Evenzo kunnen de bijdragen van GLORIA aan verouderingsonderzoek verstrekkende economische implicaties hebben. Door belangrijke factoren te identificeren die gezond ouder worden bevorderen, kan GLORIA bijdragen aan het uitstellen van het ontstaan van leeftijdsgebonden aandoeningen, wat op de lange termijn de kosten van chronische ziektebeheer bij oudere populaties verlaagt. Deze gegevens kunnen preventieve gezondheidsprogramma’s informeren die oudere volwassenen helpen onafhankelijkheid en kwaliteit van leven te behouden, waardoor mogelijk de noodzaak voor uitgebreide medische interventies en zorgdiensten wordt verminderd. Bovendien zou de biobank en de bijbehorende data ook farmaceutische en biotechnologiebedrijven kunnen aantrekken die nieuwe diagnostiek, behandelingen en interventies voor leeftijdsgebonden ziekten willen ontwikkelen, wat de economische groei binnen de life sciences-sector bevordert.
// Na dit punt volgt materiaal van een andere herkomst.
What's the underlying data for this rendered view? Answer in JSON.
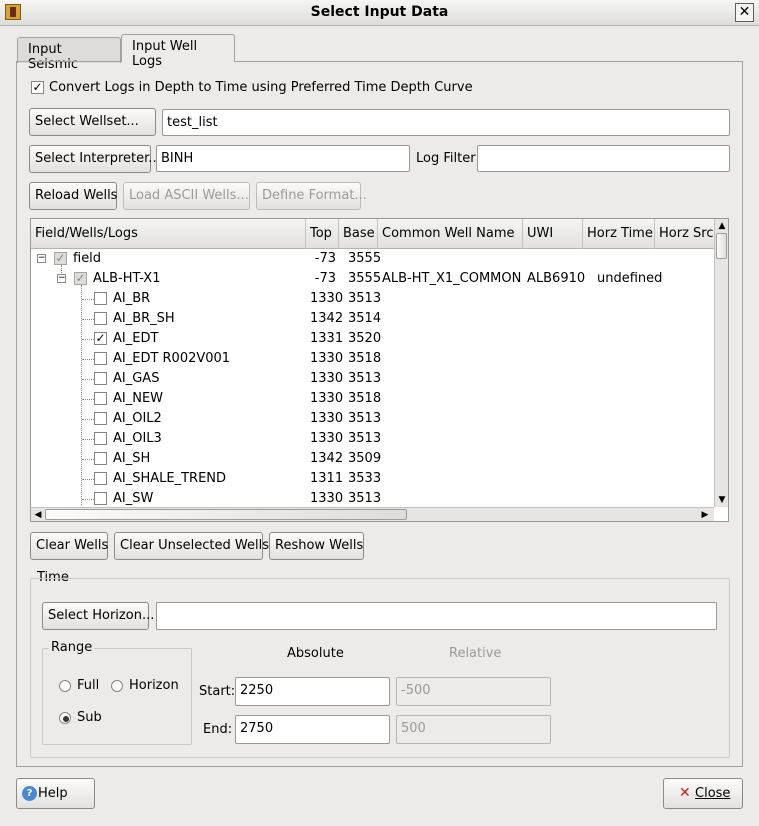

Samenvattend vertegenwoordigen deze twee onderzoeksprioriteiten—het onderzoek naar mycotoxineblootstelling en kankerrisico, en het streven naar gezond ouder worden—een vooruitstrevende en integratieve benadering van volksgezondheid. Door deze urgente gezondheidsuitdagingen aan te pakken via uitgebreid onderzoek en multidisciplinaire samenwerking, bevordert dit programma niet alleen het wetenschappelijk inzicht, maar biedt het ook een basis voor maatschappelijke en economische voordelen. Het mycotoxine-onderzoek is gericht op het informeren van voedselveiligheidsbeleid en kankerpreventiestrategieën, terwijl het onderzoek van GLORIA naar de determinanten van gezond ouder worden samenlevingen kan helpen zich voor te bereiden op demografische veranderingen met op bewijs gebaseerde strategieën voor gezondheid en welzijn gedurende het hele leven. Samen weerspiegelen deze initiatieven een inzet voor het verminderen van belangrijke gezondheidsrisico’s en het bevorderen van een gezondere, meer veerkrachtige bevolking.